Software and its purpose
Justice AV Solutions (JAVS) uses its technologies to capture events such as lectures, court proceedings, and council meetings, and they have over 10,000 installations worldwide. It is available for download from the vendor's website and is a Windows installer package.
The discovery
However, the company announced this week that it had uncovered a security flaw in an earlier version of its JAVS Viewer program.
Through continuing monitoring and consultation with cyber authorities, the company discovered attempts to replace its Viewer 8.3.7 software with a tainted file.
The company removed all versions of Viewer 8.3.7 from the JAVS website, changed all passwords, and thoroughly assessed all JAVS systems. It also determined that all currently available files on the JAVS.com website are legitimate and free of malware. The company also confirmed that no JAVS source code, certificates, systems, or other software releases were affected during this event.
The backdoor
The malicious file, which contained malware, "did not originate from JAVS or any third party associated with JAVS," and the business advised users to ensure that any software they installed was digitally signed.
Rapid7, a cybersecurity firm, published an investigation of the vulnerability on Thursday, revealing that the compromised JAVS Viewer program — which opens media and logs files in the suite — contains a backdoored installer that allows attackers full access to an infected system.

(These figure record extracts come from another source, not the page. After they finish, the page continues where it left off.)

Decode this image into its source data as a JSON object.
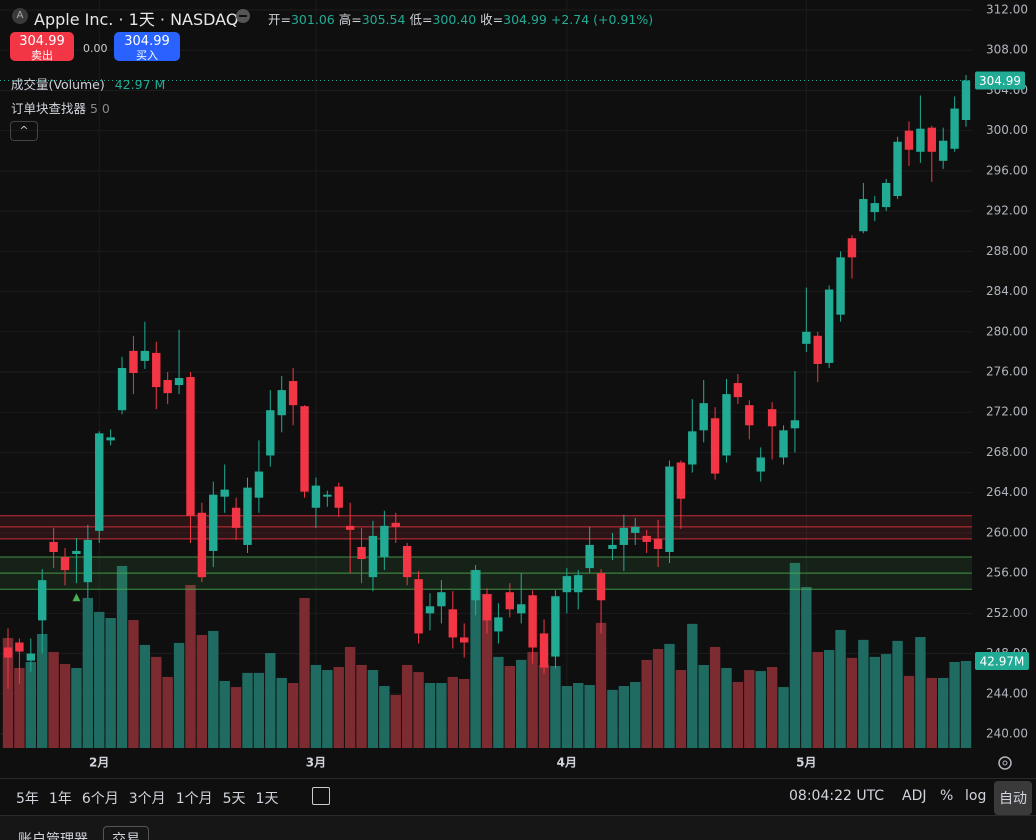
{
  "chart_data": {
    "type": "candlestick",
    "up_color": "#22ab94",
    "down_color": "#f23645",
    "volume_up_color": "#1f6b61",
    "volume_down_color": "#7c2b31",
    "categories": [
      null,
      null,
      null,
      null,
      null,
      null,
      null,
      null,
      "2月",
      null,
      null,
      null,
      null,
      null,
      null,
      null,
      null,
      null,
      null,
      null,
      null,
      null,
      null,
      null,
      null,
      null,
      null,
      "3月",
      null,
      null,
      null,
      null,
      null,
      null,
      null,
      null,
      null,
      null,
      null,
      null,
      null,
      null,
      null,
      null,
      null,
      null,
      null,
      null,
      null,
      "4月",
      null,
      null,
      null,
      null,
      null,
      null,
      null,
      null,
      null,
      null,
      null,
      null,
      null,
      null,
      null,
      null,
      null,
      null,
      null,
      null,
      "5月",
      null,
      null,
      null,
      null,
      null,
      null,
      null,
      null,
      null,
      null,
      null,
      null,
      null,
      null
    ],
    "open": [
      248.6,
      249.1,
      247.3,
      251.3,
      259.1,
      257.6,
      257.9,
      255.1,
      260.2,
      269.2,
      272.2,
      278.1,
      277.1,
      277.9,
      275.2,
      274.7,
      275.5,
      262,
      258.2,
      263.6,
      262.5,
      258.8,
      263.5,
      267.7,
      271.7,
      275.1,
      272.6,
      262.5,
      263.6,
      264.6,
      260.7,
      258.6,
      255.6,
      257.6,
      261.0,
      258.7,
      255.4,
      252.0,
      252.7,
      252.4,
      249.6,
      253.3,
      253.9,
      250.2,
      254.1,
      252,
      253.8,
      250,
      247.7,
      254.1,
      254.1,
      256.5,
      256,
      258.4,
      258.8,
      260,
      259.7,
      259.4,
      258.1,
      267,
      266.8,
      270.2,
      271.4,
      267.7,
      274.9,
      272.7,
      266.1,
      272.3,
      267.5,
      270.4,
      278.8,
      279.6,
      276.9,
      281.7,
      289.3,
      290,
      291.9,
      292.4,
      293.5,
      300,
      297.9,
      300.3,
      297,
      298.2,
      301.06
    ],
    "high": [
      250.5,
      249.5,
      249.5,
      256.4,
      260.5,
      258.5,
      259.5,
      260.8,
      270.1,
      270.3,
      277.5,
      279.6,
      281,
      279,
      276,
      280.2,
      276,
      263,
      265.1,
      266.8,
      263.5,
      265.5,
      269.2,
      274.2,
      275.6,
      276.4,
      272.7,
      265.5,
      264.2,
      265,
      263,
      260.5,
      261.2,
      262.2,
      262,
      259,
      256.2,
      254,
      255.3,
      254.2,
      251,
      256.8,
      254.5,
      253,
      255,
      256,
      254.3,
      251.4,
      254.3,
      256.5,
      256.3,
      260.6,
      256.4,
      260,
      261.8,
      261.5,
      260.3,
      261.3,
      267.2,
      267.2,
      273.3,
      275.2,
      272.5,
      275.3,
      275.8,
      273.2,
      268.5,
      273,
      270.7,
      276.1,
      284.4,
      280,
      284.6,
      288,
      289.6,
      294.8,
      293.5,
      295.2,
      299.4,
      300.9,
      303.5,
      300.5,
      300.3,
      303.4,
      305.54
    ],
    "low": [
      244.5,
      245,
      246.2,
      248,
      256.5,
      254.8,
      255,
      253.5,
      259,
      268.7,
      271.8,
      273.8,
      276.3,
      272.3,
      272.8,
      273.8,
      259,
      255.1,
      256.6,
      262,
      259.3,
      258,
      262,
      266.6,
      270,
      270.7,
      263.5,
      260.5,
      262.6,
      261.6,
      256,
      255,
      254.2,
      256.3,
      259,
      254.8,
      249,
      250.3,
      251,
      248.5,
      247.6,
      251.8,
      250,
      249,
      251.6,
      251,
      247,
      246,
      246.5,
      252,
      252.4,
      256,
      250,
      257.3,
      256.2,
      258.8,
      258,
      256.6,
      257,
      260.4,
      266,
      269,
      265.3,
      267,
      272.8,
      269.3,
      265.1,
      267.3,
      266.8,
      268,
      278,
      275,
      276.4,
      281,
      285.3,
      289.8,
      291,
      292,
      293.2,
      296.5,
      296.8,
      294.9,
      296.2,
      297.9,
      300.4
    ],
    "close": [
      247.6,
      248.2,
      248.0,
      255.3,
      258.1,
      256.3,
      258.2,
      259.3,
      269.9,
      269.5,
      276.4,
      275.9,
      278.1,
      274.5,
      273.9,
      275.4,
      261.7,
      255.6,
      263.8,
      264.3,
      260.5,
      264.5,
      266.1,
      272.2,
      274.2,
      272.7,
      264.1,
      264.7,
      263.8,
      262.5,
      260.3,
      257.4,
      259.7,
      260.7,
      260.6,
      255.6,
      250.0,
      252.7,
      254.1,
      249.6,
      249.1,
      256.3,
      251.3,
      251.6,
      252.4,
      252.9,
      248.6,
      246.6,
      253.7,
      255.7,
      255.8,
      258.8,
      253.3,
      258.8,
      260.5,
      260.6,
      259.1,
      258.4,
      266.6,
      263.4,
      270.1,
      272.9,
      265.9,
      273.8,
      273.5,
      270.7,
      267.5,
      270.6,
      270.2,
      271.2,
      280,
      276.8,
      284.2,
      287.4,
      287.4,
      293.2,
      292.8,
      294.8,
      298.9,
      298.1,
      300.2,
      297.9,
      299,
      302.2,
      304.99
    ],
    "volume": [
      54.3,
      39.5,
      42.5,
      56.3,
      47.4,
      41.5,
      39.5,
      74.1,
      67.2,
      64.2,
      89.9,
      63.2,
      50.9,
      45.0,
      35.1,
      51.9,
      80.5,
      55.8,
      57.8,
      33.1,
      30.1,
      37.1,
      37.1,
      46.9,
      34.6,
      32.1,
      74.1,
      41.0,
      38.5,
      40.0,
      49.9,
      41.0,
      38.5,
      30.6,
      26.2,
      41.0,
      37.5,
      32.1,
      32.1,
      35.1,
      34.1,
      87.9,
      76.1,
      45.0,
      40.5,
      43.5,
      47.4,
      41.0,
      40.5,
      30.6,
      32.1,
      31.1,
      61.8,
      28.7,
      30.6,
      32.6,
      43.5,
      48.9,
      51.4,
      38.5,
      61.3,
      41.0,
      49.9,
      39.5,
      32.6,
      38.5,
      38.0,
      40.0,
      30.1,
      91.4,
      79.5,
      47.4,
      48.4,
      58.3,
      44.5,
      53.4,
      45.0,
      46.4,
      52.9,
      35.6,
      54.8,
      34.6,
      34.6,
      42.5,
      42.97
    ],
    "volume_tag": "42.97M",
    "ylim": [
      240,
      312
    ],
    "yticks": [
      {
        "value": 240,
        "label": "240.00"
      },
      {
        "value": 244,
        "label": "244.00"
      },
      {
        "value": 248,
        "label": "248.00"
      },
      {
        "value": 252,
        "label": "252.00"
      },
      {
        "value": 256,
        "label": "256.00"
      },
      {
        "value": 260,
        "label": "260.00"
      },
      {
        "value": 264,
        "label": "264.00"
      },
      {
        "value": 268,
        "label": "268.00"
      },
      {
        "value": 272,
        "label": "272.00"
      },
      {
        "value": 276,
        "label": "276.00"
      },
      {
        "value": 280,
        "label": "280.00"
      },
      {
        "value": 284,
        "label": "284.00"
      },
      {
        "value": 288,
        "label": "288.00"
      },
      {
        "value": 292,
        "label": "292.00"
      },
      {
        "value": 296,
        "label": "296.00"
      },
      {
        "value": 300,
        "label": "300.00"
      },
      {
        "value": 304,
        "label": "304.00"
      },
      {
        "value": 308,
        "label": "308.00"
      },
      {
        "value": 312,
        "label": "312.00"
      }
    ],
    "grid": true,
    "zones": [
      {
        "top": 261.7,
        "mid": 260.6,
        "bottom": 259.4,
        "color": "#f23645"
      },
      {
        "top": 257.6,
        "mid": 256.0,
        "bottom": 254.4,
        "color": "#4caf50"
      }
    ],
    "signals": [
      {
        "index": 6,
        "price": 253.6,
        "color": "#4caf50"
      }
    ]
  },
  "ui": {
    "header": {
      "title": "Apple Inc. · 1天 · NASDAQ",
      "open_label": "开=",
      "open": "301.06",
      "high_label": "高=",
      "high": "305.54",
      "low_label": "低=",
      "low": "300.40",
      "close_label": "收=",
      "close": "304.99",
      "change": "+2.74 (+0.91%)"
    },
    "trade": {
      "sell_price": "304.99",
      "sell_label": "卖出",
      "spread": "0.00",
      "buy_price": "304.99",
      "buy_label": "买入"
    },
    "legend": {
      "volume_name": "成交量(Volume)",
      "volume_value": "42.97 M",
      "indicator_name": "订单块查找器",
      "indicator_params": "5 0"
    },
    "toolbar": {
      "ranges": [
        "5年",
        "1年",
        "6个月",
        "3个月",
        "1个月",
        "5天",
        "1天"
      ],
      "time": "08:04:22 UTC",
      "adj": "ADJ",
      "percent": "%",
      "log": "log",
      "auto": "自动"
    },
    "bottom": {
      "account_manager": "账户管理器",
      "trade": "交易"
    }
  }
}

Installation and communication
The malware sends data about the host machine to the threat actors' command-and-control (C2) servers. Rapid7 identified the bug as CVE-2024-4978 and stated that it collaborated with the CISA to coordinate the disclosure of the problem.
Rapid7 stated that the malicious copies of the software were signed by "Vanguard Tech Limited," which is reportedly headquartered in London.
Rapid7's alert emphasized the importance to reimaging all endpoints where the software was installed, as well as resetting credentials on web browsers and any accounts authenticated into impacted endpoints, both local and remote.
Data harvesting
Simply uninstalling the software is insufficient, as attackers could have installed further backdoors or malware. They wrote that reimagining allows for a fresh start.
"It is important to completely re-imagine compromised endpoints and reset associated passwords to guarantee that attackers have not persisted via backdoors or stolen credentials.
A threat intelligence researcher originally raised the matter on X (previously Twitter) in April, claiming that "malware is being hosted on the official website of JAVS."
On May 10, Rapid7 responded to a client's system warning and traced an infection to an installer downloaded from the JAVS website. The malicious file that the victim had downloaded appears to have been withdrawn from the website, and it is unclear who did so.
Additional malware
A few days later, the researchers uncovered another installer file carrying malware on the JAVS website.
Software updates have become a focus in cybersecurity because end users frequently click "update" when requested, or they have them enabled automatically.
Several firms, most notably SolarWinds and 3CX, have grappled with nation-state intrusions that used the update process to secretly implant malware.